Schell et al. published on the distress screening results from 100 consecutive oral cavity squamous cell carcinoma patients undergoing primary surgical management and found that DT score did not correlate with age or tumor size. Patients in this study with scores greater than or equal to 5 were recommended to seek psychological support through psychosocial support networks and social services provided through our tertiary care institution. 9 The average DT in this study was 5.7. They did find that female patients were more likely to report pain and express fears or problems with nutrition. The head and neck cancer patient population has additionally been identified as increased risk of depression and suicide.12 There may be a benefit to adjunctive questionnaires used in the clinic setting, such as the Patient Health Questionnaire-4 (PHQ-4).13
In this study, there were significant barriers to data collection, including the inconsistency of reporting during early stages of DT tool implementation in 2018; there was significant heterogeneity between documentation across multiple staff team members. There are also barriers to collection of pen and paper forms in the outpatient clinic visit setting, particularly in the context of multiple sheets being handed out to patients (including, for instance, a comprehensive “new patient” form, or medication list). Patients who established care with the service as outside hospital transfers or inpatient or emergency room consults were also not captured.
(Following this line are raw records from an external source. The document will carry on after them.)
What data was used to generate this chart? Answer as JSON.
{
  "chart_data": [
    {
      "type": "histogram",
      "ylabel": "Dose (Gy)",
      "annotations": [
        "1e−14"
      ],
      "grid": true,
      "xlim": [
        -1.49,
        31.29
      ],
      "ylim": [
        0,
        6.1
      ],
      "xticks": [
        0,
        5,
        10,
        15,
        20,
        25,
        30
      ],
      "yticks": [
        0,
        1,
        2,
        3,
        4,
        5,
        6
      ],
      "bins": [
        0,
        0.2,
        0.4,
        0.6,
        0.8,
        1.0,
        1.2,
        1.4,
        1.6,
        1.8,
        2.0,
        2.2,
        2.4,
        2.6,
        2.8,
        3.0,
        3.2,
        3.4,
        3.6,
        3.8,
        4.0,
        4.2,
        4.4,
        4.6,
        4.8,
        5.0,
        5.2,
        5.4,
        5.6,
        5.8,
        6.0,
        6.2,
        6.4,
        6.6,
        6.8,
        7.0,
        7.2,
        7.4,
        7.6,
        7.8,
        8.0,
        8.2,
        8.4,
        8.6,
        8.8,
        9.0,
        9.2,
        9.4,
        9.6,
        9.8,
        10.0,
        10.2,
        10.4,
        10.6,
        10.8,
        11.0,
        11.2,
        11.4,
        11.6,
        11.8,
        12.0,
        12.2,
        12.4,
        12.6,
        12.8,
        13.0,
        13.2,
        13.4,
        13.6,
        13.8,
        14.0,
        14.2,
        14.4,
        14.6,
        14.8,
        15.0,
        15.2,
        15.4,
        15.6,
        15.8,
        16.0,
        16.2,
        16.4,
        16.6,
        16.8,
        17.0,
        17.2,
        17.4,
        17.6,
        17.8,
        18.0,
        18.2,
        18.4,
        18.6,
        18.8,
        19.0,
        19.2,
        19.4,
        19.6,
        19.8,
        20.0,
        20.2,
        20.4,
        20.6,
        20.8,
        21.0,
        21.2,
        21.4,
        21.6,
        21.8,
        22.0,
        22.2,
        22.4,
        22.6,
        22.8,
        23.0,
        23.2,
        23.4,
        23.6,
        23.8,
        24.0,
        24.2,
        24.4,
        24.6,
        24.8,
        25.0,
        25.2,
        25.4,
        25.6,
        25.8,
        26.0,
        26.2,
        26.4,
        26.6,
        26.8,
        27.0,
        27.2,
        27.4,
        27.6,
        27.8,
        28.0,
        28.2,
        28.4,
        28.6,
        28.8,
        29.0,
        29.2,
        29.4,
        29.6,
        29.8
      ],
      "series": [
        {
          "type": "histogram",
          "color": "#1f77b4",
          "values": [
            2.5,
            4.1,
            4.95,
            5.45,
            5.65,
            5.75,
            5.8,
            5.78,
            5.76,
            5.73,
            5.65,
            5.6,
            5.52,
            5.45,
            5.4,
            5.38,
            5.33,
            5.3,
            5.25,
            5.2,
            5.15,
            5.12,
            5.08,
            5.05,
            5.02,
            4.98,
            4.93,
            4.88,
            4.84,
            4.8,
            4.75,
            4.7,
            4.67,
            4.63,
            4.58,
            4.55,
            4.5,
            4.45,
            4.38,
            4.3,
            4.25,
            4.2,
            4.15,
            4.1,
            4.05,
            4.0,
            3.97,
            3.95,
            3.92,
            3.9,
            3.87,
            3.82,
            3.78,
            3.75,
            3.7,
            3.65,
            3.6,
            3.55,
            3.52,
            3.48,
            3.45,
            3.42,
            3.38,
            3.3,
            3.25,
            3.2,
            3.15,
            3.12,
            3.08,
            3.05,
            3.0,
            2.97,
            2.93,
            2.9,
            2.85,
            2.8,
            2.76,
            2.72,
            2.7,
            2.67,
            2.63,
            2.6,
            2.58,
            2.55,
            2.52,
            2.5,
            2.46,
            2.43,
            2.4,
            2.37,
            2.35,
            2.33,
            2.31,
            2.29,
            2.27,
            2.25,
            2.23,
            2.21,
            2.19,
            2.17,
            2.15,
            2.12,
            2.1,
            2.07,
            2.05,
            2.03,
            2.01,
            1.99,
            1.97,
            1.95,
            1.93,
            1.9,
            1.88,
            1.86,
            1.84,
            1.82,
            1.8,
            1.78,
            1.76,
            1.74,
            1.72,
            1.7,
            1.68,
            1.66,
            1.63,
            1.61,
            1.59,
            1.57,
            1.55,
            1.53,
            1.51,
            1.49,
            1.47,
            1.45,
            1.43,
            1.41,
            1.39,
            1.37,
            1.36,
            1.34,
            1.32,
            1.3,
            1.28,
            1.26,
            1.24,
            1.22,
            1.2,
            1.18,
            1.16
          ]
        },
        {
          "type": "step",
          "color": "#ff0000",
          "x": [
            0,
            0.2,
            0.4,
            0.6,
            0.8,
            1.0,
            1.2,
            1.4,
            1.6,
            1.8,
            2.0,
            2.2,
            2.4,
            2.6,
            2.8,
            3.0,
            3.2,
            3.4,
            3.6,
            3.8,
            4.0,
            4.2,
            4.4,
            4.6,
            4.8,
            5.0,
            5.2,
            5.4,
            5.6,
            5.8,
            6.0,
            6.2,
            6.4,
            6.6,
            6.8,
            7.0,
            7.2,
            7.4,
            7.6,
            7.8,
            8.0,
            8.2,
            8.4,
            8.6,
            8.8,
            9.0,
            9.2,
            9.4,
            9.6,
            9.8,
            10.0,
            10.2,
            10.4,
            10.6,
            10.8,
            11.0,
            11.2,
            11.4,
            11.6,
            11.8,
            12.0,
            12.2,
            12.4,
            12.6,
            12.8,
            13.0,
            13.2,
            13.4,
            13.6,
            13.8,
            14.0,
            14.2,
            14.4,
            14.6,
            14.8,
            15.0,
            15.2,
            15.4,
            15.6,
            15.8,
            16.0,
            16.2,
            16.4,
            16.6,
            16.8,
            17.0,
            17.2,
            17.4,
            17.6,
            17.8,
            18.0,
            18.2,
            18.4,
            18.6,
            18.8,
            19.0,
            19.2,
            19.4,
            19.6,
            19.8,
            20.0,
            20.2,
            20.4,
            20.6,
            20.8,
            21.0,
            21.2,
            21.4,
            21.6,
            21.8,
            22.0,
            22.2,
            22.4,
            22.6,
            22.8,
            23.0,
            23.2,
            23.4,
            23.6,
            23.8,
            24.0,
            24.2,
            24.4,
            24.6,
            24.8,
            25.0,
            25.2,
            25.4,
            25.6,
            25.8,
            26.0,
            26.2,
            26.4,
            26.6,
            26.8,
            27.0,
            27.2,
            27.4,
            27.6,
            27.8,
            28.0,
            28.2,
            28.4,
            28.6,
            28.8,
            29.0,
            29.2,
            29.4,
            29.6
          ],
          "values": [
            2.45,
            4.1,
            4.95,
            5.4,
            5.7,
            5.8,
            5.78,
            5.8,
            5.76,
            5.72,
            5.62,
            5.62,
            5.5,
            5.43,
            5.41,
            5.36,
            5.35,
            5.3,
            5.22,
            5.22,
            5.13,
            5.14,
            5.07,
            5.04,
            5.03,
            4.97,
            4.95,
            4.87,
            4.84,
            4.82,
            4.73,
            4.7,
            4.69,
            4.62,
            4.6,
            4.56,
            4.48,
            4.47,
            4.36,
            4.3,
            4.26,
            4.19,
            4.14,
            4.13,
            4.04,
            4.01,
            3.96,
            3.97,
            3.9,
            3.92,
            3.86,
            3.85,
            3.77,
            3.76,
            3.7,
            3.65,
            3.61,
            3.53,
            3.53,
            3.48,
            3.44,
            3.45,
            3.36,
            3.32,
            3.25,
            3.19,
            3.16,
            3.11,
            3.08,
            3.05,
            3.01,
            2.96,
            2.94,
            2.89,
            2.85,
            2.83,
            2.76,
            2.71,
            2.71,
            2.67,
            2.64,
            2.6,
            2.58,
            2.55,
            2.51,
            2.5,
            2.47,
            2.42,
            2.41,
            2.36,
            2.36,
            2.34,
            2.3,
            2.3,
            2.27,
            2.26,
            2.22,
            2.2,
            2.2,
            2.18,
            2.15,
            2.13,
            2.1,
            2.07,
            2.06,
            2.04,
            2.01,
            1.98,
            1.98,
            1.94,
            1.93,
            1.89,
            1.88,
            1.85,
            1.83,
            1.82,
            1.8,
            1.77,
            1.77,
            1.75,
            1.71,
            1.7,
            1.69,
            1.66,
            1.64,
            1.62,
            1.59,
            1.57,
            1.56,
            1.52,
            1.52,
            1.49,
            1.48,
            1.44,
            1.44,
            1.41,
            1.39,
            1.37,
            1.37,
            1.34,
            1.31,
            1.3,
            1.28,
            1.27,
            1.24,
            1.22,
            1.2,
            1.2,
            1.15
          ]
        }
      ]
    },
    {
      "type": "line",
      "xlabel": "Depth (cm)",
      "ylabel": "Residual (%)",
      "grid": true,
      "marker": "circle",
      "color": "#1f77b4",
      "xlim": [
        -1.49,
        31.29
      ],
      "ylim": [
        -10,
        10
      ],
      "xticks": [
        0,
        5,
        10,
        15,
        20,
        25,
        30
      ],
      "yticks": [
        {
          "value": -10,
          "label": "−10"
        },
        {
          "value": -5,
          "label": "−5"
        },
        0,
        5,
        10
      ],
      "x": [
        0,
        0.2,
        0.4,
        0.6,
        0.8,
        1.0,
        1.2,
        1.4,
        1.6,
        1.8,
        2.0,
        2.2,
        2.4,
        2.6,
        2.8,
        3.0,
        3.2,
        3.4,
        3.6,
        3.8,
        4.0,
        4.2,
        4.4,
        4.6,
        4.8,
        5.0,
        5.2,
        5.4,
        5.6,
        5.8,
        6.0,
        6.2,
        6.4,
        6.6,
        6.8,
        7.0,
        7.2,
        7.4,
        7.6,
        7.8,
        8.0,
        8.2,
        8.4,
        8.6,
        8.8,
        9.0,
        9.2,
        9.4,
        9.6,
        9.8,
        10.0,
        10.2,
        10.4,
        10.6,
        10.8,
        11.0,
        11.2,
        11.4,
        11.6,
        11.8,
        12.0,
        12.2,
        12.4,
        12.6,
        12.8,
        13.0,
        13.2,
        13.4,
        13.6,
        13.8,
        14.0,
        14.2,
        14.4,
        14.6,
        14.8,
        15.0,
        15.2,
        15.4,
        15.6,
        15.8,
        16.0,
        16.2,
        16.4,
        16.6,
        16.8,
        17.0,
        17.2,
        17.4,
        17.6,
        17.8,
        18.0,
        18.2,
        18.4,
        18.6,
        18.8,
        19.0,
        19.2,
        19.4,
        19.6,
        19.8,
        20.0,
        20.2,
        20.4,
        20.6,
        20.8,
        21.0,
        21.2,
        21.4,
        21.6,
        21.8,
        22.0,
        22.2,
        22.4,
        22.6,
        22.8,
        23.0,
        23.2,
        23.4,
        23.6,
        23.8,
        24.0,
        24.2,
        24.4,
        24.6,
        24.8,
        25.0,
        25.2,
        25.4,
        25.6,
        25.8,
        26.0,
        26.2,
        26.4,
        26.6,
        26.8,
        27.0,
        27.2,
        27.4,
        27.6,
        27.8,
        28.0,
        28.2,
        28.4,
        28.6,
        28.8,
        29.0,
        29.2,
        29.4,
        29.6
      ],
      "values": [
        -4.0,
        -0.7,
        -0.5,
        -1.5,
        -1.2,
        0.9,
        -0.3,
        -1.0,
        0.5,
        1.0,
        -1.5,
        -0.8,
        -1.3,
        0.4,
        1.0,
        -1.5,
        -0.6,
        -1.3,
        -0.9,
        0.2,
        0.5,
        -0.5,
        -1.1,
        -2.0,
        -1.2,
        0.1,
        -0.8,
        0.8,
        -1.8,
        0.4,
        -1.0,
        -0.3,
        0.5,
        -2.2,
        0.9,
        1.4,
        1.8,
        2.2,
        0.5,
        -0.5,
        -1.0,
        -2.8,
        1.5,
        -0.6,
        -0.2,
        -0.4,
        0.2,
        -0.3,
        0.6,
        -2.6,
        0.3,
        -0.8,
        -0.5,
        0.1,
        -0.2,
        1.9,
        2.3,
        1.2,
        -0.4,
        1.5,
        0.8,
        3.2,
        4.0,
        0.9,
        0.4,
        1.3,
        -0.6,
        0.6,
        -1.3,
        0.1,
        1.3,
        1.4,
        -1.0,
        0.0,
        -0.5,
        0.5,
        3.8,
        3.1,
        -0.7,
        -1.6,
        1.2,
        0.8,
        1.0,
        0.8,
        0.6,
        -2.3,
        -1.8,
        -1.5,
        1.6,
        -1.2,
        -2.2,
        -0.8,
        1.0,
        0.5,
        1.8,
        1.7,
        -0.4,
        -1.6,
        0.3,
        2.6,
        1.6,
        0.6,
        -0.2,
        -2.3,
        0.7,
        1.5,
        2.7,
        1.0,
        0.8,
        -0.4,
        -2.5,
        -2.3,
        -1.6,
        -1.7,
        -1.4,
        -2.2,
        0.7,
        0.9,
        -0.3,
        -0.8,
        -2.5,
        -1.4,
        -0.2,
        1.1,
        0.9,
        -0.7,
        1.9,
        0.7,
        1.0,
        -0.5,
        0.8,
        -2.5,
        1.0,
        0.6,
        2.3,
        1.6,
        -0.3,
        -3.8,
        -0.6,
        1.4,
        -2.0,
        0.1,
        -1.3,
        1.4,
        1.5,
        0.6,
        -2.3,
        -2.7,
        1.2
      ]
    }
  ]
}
Another limitation of this study is the limited sample size. As use of the screening tool becomes more ubiquitous and the healthcare team documents it in a uniform fashion, there will be a larger patient population to study with greater power.
For future directions, it would be valuable to collect DT information at visits beyond the initial clinic visit. Literature suggests initiating DT at “pivotal medical visits,” which suggests that if, for instance, there is a change in treatment plan or completion of treatment regimen, then it would be appropriate to repeat the screen.13This will also help provide a more complete picture of distress for the head and neck cancer patient over time, as he or she journeys through diagnosis and treatment. Knowledge of the trends in distress scores is valuable as it relates to patient outcomes and specific barriers to care in the head and neck cancer patient population.
1.5) Conclusions
The DT screening tool provides insight into the head and neck cancer patient experience. In this study having a skin subsite was found to be a protective factor against distress scores greater than 3. This is a preliminary investigation into our practice of distress screening that provides imperative evidence that patients experience distress on different levels, and there may be disease-specific factors leading to distress. Understanding these disease-specific factors may allow us to treat our whole-patients in a personalized manner, particularly as other clinicians adopt similarly holistic approaches to patient care.